Project Falcon: Tackling Hadoop Data Lifecycle Management via Community Driven Open Source
Today we are excited to see another example of the power of community at work as we highlight the newly approved Apache Software Foundation incubator project named Falcon. This incubation project was initiated by the team at InMobi together with engineers from Hortonworks. Falcon is useful to anyone building apps on Hadoop as it simplifies data management through the introduction of a data lifecycle management framework.
All About Falcon and Data Lifecycle Management
Falcon is a data lifecycle management framework for Apache Hadoop that enables users to configure, manage and orchestrate data motion, disaster recovery, and data retention workflows in support of business continuity and data governance use cases.
Falcon’s goal is to simplify data management on Hadoop and achieves this by providing important data lifecycle management services that any Hadoop application can rely on. Instead of hard-coding complex data lifecycle capabilities, apps can now rely on a proven, well-tested and extremely scalable data management system built specifically for the unique capabilities that Hadoop offers.
For example consider the challenge of preparing raw data such that it can be consumed by business intelligence applications. In addition to this routine use case suppose you also want to replicate data to a failover cluster that is smaller than the primary cluster. In this case you probably only want to replicate the staged data as well as the data presented to BI applications, relying on the primary cluster to be the sole source of intermediate data.

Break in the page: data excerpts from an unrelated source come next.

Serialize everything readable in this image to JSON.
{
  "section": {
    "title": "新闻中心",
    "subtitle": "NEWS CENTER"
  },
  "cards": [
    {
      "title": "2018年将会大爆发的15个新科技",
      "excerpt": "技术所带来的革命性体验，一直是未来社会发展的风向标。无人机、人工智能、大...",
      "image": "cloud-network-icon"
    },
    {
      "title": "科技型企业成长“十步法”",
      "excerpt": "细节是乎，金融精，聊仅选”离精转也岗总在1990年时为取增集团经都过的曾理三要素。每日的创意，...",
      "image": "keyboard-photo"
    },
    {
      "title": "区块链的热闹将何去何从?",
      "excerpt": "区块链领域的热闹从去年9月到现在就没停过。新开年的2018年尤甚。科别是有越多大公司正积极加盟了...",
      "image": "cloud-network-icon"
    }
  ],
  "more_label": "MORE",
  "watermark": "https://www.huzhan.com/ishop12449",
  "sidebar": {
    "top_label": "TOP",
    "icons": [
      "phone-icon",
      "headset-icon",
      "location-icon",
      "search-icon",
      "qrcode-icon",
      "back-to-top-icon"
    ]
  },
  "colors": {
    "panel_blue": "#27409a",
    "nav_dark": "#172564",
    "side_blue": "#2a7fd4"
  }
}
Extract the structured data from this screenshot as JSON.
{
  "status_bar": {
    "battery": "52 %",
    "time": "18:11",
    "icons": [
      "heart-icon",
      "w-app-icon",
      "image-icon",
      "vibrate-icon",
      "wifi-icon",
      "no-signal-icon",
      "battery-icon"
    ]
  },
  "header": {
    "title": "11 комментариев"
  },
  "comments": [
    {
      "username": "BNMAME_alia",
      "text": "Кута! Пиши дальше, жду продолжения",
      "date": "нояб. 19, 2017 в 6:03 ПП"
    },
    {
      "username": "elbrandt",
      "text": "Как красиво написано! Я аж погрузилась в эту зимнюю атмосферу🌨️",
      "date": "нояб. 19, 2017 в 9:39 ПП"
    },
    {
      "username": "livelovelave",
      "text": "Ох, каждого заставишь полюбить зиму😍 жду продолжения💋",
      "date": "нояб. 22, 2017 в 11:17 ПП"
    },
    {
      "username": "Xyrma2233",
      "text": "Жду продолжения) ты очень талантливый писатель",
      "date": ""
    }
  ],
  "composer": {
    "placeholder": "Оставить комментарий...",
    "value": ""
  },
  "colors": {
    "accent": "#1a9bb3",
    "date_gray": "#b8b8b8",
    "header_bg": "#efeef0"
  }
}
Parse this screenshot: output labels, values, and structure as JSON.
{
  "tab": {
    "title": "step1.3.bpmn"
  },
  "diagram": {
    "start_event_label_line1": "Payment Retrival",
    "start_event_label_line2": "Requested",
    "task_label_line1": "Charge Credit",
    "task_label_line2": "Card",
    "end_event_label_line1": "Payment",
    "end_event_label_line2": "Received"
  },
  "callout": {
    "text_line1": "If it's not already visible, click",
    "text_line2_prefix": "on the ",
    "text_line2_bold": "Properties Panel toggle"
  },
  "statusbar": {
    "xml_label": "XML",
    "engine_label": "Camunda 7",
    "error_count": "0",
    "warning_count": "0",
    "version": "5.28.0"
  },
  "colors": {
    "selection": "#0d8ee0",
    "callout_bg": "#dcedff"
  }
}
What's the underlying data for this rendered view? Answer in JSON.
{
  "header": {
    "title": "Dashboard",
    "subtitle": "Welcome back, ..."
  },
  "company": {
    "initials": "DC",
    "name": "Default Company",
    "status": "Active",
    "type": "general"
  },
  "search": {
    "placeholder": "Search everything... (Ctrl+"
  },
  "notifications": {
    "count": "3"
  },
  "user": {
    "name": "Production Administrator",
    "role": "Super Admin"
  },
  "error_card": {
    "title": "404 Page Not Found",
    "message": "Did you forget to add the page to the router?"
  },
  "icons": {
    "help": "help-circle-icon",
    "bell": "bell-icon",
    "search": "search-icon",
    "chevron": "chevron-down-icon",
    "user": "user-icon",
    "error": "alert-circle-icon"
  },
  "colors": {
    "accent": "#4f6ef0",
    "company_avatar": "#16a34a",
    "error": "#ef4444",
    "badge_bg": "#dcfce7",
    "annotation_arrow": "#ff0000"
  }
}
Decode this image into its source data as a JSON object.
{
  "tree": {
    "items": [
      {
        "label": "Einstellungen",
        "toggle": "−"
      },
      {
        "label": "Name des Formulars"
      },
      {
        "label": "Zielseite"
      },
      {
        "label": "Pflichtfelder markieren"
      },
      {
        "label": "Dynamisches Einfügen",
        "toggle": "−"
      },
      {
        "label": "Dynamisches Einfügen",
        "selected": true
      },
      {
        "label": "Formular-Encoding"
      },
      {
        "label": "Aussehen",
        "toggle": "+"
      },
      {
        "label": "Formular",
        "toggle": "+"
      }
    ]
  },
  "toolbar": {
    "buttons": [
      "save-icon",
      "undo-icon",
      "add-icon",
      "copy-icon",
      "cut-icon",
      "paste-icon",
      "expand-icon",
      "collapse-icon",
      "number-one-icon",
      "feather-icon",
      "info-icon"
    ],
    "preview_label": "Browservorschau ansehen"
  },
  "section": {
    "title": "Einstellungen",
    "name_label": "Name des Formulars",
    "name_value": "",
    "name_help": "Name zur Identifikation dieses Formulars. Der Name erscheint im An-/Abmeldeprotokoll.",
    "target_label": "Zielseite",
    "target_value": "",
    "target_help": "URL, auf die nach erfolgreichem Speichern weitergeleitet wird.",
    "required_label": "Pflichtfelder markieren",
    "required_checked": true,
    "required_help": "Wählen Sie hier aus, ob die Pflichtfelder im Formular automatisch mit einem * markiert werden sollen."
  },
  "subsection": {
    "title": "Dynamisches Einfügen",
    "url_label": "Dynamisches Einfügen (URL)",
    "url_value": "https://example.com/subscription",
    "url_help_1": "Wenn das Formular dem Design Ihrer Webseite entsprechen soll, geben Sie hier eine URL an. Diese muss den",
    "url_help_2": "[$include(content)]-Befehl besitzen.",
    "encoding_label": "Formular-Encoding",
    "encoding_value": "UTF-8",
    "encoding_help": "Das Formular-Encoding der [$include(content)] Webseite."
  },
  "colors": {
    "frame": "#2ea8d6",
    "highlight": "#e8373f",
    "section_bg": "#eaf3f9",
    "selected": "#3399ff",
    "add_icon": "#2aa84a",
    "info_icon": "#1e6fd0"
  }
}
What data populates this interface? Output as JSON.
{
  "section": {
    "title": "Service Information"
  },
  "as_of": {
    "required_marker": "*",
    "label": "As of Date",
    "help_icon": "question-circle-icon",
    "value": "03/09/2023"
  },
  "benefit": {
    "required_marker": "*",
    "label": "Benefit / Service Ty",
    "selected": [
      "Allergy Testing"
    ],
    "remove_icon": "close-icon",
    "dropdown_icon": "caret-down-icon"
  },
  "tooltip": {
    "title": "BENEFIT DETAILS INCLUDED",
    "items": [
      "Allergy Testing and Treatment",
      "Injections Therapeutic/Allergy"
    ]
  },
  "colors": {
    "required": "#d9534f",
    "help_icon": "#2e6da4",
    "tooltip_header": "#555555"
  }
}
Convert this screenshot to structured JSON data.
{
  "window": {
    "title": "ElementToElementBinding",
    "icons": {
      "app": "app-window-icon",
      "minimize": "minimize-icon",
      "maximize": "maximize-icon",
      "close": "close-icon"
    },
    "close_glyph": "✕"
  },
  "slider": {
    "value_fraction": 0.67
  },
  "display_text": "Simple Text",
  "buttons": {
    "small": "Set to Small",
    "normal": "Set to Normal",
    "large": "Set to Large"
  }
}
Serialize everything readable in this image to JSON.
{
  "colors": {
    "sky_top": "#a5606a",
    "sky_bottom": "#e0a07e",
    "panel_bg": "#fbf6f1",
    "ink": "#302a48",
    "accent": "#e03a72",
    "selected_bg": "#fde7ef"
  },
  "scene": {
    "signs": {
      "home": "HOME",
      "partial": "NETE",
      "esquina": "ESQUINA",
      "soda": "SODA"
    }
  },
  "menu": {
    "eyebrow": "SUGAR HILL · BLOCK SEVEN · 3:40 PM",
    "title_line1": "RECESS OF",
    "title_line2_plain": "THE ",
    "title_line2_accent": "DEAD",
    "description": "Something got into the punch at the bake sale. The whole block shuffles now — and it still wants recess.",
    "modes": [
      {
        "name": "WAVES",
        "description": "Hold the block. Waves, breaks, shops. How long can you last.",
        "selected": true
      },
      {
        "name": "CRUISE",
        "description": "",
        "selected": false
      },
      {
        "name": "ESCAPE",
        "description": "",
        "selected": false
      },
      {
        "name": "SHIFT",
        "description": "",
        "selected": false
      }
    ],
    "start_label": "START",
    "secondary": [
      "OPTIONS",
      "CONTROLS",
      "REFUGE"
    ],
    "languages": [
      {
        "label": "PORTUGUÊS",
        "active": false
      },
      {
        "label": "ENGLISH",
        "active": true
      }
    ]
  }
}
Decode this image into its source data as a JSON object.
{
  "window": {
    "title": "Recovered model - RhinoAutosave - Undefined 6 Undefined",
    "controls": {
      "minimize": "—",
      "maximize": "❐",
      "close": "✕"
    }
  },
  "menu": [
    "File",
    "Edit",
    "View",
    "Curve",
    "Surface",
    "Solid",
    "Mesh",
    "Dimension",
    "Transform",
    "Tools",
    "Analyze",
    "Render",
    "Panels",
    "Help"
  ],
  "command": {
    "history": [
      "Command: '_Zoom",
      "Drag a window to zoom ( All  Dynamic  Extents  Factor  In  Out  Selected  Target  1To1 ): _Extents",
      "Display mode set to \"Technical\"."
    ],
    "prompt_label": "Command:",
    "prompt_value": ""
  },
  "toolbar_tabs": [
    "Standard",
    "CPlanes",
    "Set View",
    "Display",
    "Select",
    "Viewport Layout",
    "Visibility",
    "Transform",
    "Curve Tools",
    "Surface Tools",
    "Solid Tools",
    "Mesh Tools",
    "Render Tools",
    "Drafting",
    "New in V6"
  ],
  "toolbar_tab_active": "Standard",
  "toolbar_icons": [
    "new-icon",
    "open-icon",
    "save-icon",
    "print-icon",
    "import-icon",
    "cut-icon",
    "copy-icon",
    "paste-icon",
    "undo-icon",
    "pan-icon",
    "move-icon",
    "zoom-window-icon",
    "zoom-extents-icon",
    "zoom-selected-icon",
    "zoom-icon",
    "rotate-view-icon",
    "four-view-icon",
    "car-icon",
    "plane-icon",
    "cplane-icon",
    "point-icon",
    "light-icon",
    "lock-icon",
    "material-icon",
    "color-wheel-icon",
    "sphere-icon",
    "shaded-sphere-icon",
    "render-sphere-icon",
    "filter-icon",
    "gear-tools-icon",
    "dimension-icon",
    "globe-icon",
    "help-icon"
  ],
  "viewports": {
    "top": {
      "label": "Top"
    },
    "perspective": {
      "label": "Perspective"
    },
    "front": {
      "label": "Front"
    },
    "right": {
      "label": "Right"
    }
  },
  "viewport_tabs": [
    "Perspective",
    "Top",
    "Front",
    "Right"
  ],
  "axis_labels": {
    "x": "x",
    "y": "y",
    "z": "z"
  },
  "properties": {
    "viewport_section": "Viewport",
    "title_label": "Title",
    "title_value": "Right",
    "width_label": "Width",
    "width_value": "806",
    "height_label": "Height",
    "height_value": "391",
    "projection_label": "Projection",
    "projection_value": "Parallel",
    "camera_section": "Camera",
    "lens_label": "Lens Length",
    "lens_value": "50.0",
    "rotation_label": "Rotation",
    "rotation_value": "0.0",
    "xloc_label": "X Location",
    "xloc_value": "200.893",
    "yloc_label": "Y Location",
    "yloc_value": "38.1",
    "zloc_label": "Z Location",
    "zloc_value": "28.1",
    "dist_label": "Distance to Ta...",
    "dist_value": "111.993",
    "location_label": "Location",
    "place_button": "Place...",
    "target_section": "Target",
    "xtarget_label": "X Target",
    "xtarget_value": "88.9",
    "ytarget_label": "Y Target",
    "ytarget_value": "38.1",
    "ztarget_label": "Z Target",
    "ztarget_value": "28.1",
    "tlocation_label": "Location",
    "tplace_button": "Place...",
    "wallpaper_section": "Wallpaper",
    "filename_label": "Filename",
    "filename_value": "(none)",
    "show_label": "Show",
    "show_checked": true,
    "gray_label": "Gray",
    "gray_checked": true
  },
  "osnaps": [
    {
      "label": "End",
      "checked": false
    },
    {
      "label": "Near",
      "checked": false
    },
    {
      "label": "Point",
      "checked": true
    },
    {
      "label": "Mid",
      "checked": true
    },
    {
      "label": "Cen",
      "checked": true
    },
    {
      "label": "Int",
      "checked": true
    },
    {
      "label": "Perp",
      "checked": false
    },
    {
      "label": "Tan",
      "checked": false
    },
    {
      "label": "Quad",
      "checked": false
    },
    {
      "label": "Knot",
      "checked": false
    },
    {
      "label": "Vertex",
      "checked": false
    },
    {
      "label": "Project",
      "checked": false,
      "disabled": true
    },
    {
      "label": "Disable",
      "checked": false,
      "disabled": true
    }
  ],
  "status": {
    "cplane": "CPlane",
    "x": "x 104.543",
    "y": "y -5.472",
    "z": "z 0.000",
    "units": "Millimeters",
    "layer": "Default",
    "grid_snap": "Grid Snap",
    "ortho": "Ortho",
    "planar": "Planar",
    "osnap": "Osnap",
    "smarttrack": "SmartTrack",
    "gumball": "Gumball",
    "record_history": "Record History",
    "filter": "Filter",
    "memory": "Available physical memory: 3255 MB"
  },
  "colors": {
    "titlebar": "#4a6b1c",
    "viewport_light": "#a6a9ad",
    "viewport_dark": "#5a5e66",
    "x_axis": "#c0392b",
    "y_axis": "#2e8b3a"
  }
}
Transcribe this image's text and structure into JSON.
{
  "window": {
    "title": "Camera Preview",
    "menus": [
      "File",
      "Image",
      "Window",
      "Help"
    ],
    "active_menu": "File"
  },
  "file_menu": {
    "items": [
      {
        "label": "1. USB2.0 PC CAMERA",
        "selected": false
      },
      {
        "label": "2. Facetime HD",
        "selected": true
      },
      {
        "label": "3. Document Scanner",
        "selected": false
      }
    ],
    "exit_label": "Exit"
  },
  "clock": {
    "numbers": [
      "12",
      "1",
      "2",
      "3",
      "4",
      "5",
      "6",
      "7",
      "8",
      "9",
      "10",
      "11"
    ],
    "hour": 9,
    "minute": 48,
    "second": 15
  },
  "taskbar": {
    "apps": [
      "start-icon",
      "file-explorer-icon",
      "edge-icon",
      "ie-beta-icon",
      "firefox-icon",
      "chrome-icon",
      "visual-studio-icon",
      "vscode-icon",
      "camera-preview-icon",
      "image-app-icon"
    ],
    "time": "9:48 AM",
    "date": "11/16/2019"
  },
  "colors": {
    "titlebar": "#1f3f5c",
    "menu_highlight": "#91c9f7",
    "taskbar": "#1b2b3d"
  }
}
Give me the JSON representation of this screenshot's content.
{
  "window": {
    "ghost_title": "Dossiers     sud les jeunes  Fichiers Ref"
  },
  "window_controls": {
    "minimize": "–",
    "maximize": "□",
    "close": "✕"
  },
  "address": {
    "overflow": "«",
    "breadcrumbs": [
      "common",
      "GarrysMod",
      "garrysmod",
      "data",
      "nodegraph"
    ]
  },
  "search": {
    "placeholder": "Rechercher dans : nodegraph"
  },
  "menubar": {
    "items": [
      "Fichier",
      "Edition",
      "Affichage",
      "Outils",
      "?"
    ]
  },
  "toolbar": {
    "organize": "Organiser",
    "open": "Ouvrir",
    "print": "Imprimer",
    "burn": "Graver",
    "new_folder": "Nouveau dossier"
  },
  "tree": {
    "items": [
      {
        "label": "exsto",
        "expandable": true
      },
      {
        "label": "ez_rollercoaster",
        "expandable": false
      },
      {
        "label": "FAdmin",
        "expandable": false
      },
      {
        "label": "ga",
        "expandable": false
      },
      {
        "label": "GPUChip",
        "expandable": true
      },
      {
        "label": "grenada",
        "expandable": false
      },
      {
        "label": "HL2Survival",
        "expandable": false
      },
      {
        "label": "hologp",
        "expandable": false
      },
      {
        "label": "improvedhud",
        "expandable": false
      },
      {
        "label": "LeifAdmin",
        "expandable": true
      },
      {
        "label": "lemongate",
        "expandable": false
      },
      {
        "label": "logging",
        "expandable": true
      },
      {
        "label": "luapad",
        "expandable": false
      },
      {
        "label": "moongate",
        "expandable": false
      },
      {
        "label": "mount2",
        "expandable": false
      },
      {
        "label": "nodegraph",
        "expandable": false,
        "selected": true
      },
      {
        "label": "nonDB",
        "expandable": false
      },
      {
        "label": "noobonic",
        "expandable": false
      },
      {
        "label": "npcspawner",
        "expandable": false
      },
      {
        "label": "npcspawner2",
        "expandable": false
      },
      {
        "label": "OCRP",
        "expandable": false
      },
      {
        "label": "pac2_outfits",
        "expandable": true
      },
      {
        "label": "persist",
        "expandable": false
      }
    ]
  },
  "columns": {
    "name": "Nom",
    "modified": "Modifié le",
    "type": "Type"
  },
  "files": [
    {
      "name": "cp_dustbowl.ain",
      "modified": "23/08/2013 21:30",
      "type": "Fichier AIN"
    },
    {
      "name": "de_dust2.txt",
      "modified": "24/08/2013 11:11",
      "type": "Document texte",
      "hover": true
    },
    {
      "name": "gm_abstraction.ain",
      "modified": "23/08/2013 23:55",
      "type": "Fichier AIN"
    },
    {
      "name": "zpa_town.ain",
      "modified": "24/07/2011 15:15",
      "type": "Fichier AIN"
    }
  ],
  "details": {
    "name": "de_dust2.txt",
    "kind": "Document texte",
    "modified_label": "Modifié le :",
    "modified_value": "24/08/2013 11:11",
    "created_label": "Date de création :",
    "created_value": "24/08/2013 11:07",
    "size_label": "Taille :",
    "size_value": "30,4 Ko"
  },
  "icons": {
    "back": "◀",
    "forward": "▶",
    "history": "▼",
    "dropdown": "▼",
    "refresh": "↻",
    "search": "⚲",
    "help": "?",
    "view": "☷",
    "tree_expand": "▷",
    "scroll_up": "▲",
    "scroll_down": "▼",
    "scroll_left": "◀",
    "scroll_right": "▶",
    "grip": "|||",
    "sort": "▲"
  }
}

We see our customers building solutions like this but they are very tricky to develop, difficult to test and error-prone. With Falcon however, the data processing pipeline and all replication points are expressed in a single configuration file and use well-tested Falcon services to ensure data is processed and replicated reliably. Using Falcon you speed app development with greater overall quality.
The Power of Community
Unwavering belief in the power of community-driven open source software is the cornerstone of Hortonworks’ approach. As we discussed in “The Road Ahead for Hortonworks and Hadoop”, one of the key areas of investment for enterprise Hadoop this year are features that address the business continuity and data governance needs of the mainstream enterprise.
New but proven
The team at InMobi (who have been significant contributors to Apache Hadoop since their inception) couldn’t agree more, which is why they built Falcon for their own usage almost 18 months ago. And now, having proved it successfully at scale in their production environment for more than 12 months and managing hundreds of data feeds into and out of Hadoop, this technology has now been contributed to the Apache Software Foundation so that the entire community may benefit.
We are thrilled to welcome Falcon as yet another example of the relentless march of innovation that is community driven, open source Apache Hadoop, and hope you join us on the journey.